SM Lopes contributed to study design, acquisition, analysis and interpretation of data, drafting and revision of the manuscript; S Roncon contributed to study design, interpretation of data and revision of the manuscript; F Bordalo contributed to acquisition and interpretation of data; F Amado contributed to acquisition of data; S Ferreira contributed to acquisition of data; AC Pinho contributed to acquisition and interpretation of data; J Vieira contributed to interpretation of data and revision of the manuscript; A Costa-Pereira contributed to study design, interpretation of data and revision of the manuscript.

Ethical conduct of research

The authors state that they have obtained appropriate institutional review board approval or have followed the principles outlined in the Declaration of Helsinki for all human or animal experimental investigations. In addition, for investigations involving human subjects, informed consent has been obtained from the participants involved. Donors informed consent forms and study protocol were approved by the ethics committee of the Portuguese Institute of Oncology – Porto (Comissão de Ética do Instituto Português de Oncologia do Porto). The authors state that they have obtained verbal and written informed consent from the patient/patients for the inclusion of their medical and treatment history within this case report.

Acknowledgments

The authors would like to acknowledge and thank every donor who consented to the study for their willingness and enthusiasm.
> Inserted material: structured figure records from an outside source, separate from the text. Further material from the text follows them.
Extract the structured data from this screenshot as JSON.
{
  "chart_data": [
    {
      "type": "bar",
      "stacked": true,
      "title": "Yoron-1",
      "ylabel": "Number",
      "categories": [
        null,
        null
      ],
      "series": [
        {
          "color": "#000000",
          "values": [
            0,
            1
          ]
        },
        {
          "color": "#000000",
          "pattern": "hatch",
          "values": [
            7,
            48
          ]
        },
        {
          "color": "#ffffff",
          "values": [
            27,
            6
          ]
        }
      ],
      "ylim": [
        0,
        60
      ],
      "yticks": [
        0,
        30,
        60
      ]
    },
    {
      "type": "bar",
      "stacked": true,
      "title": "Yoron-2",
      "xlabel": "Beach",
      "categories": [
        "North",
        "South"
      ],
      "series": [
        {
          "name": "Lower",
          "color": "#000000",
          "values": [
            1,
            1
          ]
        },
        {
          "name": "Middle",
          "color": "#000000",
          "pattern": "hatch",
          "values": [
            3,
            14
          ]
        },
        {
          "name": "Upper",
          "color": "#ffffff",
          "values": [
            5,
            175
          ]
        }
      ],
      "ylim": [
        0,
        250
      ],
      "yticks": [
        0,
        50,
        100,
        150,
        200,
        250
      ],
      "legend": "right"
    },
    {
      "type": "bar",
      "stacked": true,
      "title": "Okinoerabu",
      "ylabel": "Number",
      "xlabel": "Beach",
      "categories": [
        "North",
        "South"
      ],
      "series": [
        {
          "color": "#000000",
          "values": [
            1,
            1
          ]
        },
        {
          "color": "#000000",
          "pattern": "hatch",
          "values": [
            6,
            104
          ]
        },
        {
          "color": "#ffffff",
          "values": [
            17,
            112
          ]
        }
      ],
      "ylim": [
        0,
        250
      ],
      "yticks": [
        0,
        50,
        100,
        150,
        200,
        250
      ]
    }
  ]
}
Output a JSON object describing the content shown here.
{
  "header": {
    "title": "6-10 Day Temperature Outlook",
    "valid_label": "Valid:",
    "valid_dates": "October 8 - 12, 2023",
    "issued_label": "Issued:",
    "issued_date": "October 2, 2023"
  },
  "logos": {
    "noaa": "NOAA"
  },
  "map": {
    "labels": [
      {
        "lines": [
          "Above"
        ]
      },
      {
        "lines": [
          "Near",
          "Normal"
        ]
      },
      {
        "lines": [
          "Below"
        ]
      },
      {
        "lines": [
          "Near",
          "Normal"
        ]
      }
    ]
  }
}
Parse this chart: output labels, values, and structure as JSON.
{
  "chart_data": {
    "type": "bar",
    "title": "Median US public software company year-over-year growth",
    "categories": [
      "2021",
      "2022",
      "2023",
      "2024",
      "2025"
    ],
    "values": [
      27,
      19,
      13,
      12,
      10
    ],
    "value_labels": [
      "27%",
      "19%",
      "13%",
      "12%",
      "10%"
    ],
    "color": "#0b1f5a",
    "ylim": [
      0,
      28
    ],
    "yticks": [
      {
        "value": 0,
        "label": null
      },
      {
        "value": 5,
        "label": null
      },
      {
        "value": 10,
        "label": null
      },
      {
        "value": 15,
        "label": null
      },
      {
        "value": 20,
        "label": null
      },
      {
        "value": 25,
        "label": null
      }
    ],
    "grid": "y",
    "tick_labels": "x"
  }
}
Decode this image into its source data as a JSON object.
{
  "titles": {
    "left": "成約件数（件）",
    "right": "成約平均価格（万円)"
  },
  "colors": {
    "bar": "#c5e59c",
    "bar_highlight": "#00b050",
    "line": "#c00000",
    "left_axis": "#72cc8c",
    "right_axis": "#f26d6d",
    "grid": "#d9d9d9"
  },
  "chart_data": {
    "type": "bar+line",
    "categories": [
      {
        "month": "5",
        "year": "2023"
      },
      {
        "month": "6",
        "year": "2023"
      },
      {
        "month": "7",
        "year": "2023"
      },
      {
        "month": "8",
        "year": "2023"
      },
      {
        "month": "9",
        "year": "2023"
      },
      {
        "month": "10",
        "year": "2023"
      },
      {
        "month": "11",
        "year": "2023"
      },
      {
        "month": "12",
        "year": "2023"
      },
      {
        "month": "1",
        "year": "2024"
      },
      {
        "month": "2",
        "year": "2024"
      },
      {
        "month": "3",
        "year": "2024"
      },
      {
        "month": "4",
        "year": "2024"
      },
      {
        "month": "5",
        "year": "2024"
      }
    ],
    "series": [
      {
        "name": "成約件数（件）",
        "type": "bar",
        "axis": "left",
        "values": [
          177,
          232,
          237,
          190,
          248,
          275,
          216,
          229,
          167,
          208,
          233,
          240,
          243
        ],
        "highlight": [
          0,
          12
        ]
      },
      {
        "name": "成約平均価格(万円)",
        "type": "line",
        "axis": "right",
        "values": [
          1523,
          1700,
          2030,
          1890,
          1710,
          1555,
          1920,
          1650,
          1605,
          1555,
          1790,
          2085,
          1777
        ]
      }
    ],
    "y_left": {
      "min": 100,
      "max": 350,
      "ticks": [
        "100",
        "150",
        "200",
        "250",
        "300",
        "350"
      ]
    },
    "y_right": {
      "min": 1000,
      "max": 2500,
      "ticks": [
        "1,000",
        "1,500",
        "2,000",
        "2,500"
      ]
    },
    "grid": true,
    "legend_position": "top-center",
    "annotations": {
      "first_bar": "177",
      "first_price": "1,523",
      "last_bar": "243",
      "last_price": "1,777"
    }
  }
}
Financial & competing interests disclosure

The work was supported by the Portuguese Institute of Oncology - Porto (IPO-Porto). The authors have no other relevant affiliations or financial involvement with any organization or entity with a financial interest in or financial conflict with the subject matter or materials discussed in the manuscript apart from those disclosed.

No writing assistance was utilized in the production of this manuscript.